Overstrike
In typography, overstrike is a method of printing characters that are missing from the printer's character set. It was widely used around the early 1990s. The character was created by placing one character on another one — for example, overstriking "L" with "-" resulted in printing a "Ł" character.
The ASCII code supports six different diacritics. These are: grave accent, tilde, acute accent, diaeresis, cedilla, and circumflex accent. Each is typed by typing the preceding character, then backspace, and then the 'related character', which is `, ~, ', ", ,, or ^, respectively for the above mentioned accents.

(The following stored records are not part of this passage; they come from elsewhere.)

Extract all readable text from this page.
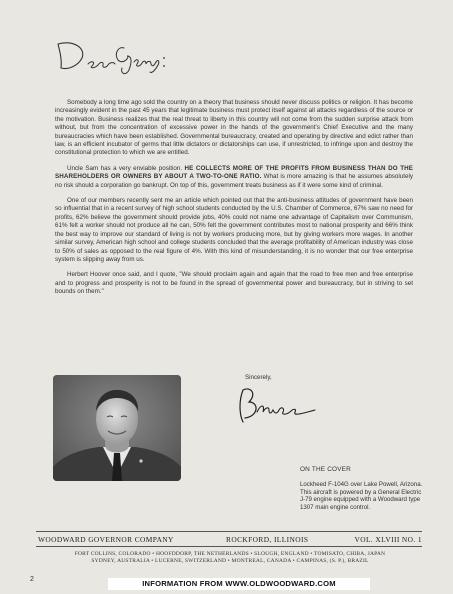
Somebody a long time ago sold the country on a theory that business should never discuss politics or religion. It has become increasingly evident in the past 45 years that legitimate business must protect itself against all attacks regardless of the source or the motivation. Business realizes that the real threat to liberty in this country will not come from the sudden surprise attack from without, but from the concentration of excessive power in the hands of the government's Chief Executive and the many bureaucracies which have been established. Governmental bureaucracy, created and operating by directive and edict rather than law, is an efficient incubator of germs that little dictators or dictatorships can use, if unrestricted, to infringe upon and destroy the constitutional protection to which we are entitled.

Uncle Sam has a very enviable position. HE COLLECTS MORE OF THE PROFITS FROM BUSINESS THAN DO THE SHAREHOLDERS OR OWNERS BY ABOUT A TWO-TO-ONE RATIO. What is more amazing is that he assumes absolutely no risk should a corporation go bankrupt. On top of this, government treats business as if it were some kind of criminal.

One of our members recently sent me an article which pointed out that the anti-business attitudes of government have been so influential that in a recent survey of high school students conducted by the U.S. Chamber of Commerce, 67% saw no need for profits, 62% believe the government should provide jobs, 40% could not name one advantage of Capitalism over Communism, 61% felt a worker should not produce all he can, 50% felt the government contributes most to national prosperity and 66% think the best way to improve our standard of living is not by workers producing more, but by giving workers more wages. In another similar survey, American high school and college students concluded that the average profitability of American industry was close to 50% of sales as opposed to the real figure of 4%. With this kind of misunderstanding, it is no wonder that our free enterprise system is slipping away from us.

Herbert Hoover once said, and I quote, "We should proclaim again and again that the road to free men and free enterprise and to progress and prosperity is not to be found in the spread of governmental power and bureaucracy, but in striving to set bounds on them."

Sincerely,
ON THE COVER
Lockheed F-104G over Lake Powell, Arizona.
This aircraft is powered by a General Electric
J-79 engine equipped with a Woodward type
1307 main engine control.
WOODWARD GOVERNOR COMPANY	ROCKFORD, ILLINOIS	VOL. XLVIII NO. 1
FORT COLLINS, COLORADO • HOOFDDORP, THE NETHERLANDS • SLOUGH, ENGLAND • TOMISATO, CHIBA, JAPAN
SYDNEY, AUSTRALIA • LUCERNE, SWITZERLAND • MONTREAL, CANADA • CAMPINAS, (S. P.), BRAZIL
2	INFORMATION FROM WWW.OLDWOODWARD.COM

Many font renderers in computer programs invent missing bold characters by overstriking the normal character with itself, slightly horizontally offset. The horizontal offset is essential since, unlike a typewriter where repeating a letter in exactly the same space will make it darker, most modern printers will not darken repeated "strikes" to the same space. Actual bold fonts are designed with some features thicker and others the same size as a regular font, so the use of this "fake bold" is considered undesirable from a typographic point of view. Some typesetting programs, including Mac OS X's native font chooser and text renderer, go so far as to refuse to fake bold in this way.
However, with the wide adoption of Unicode (especially UTF-8, which supports a much larger number of characters in different writing systems), this technique is of little use today.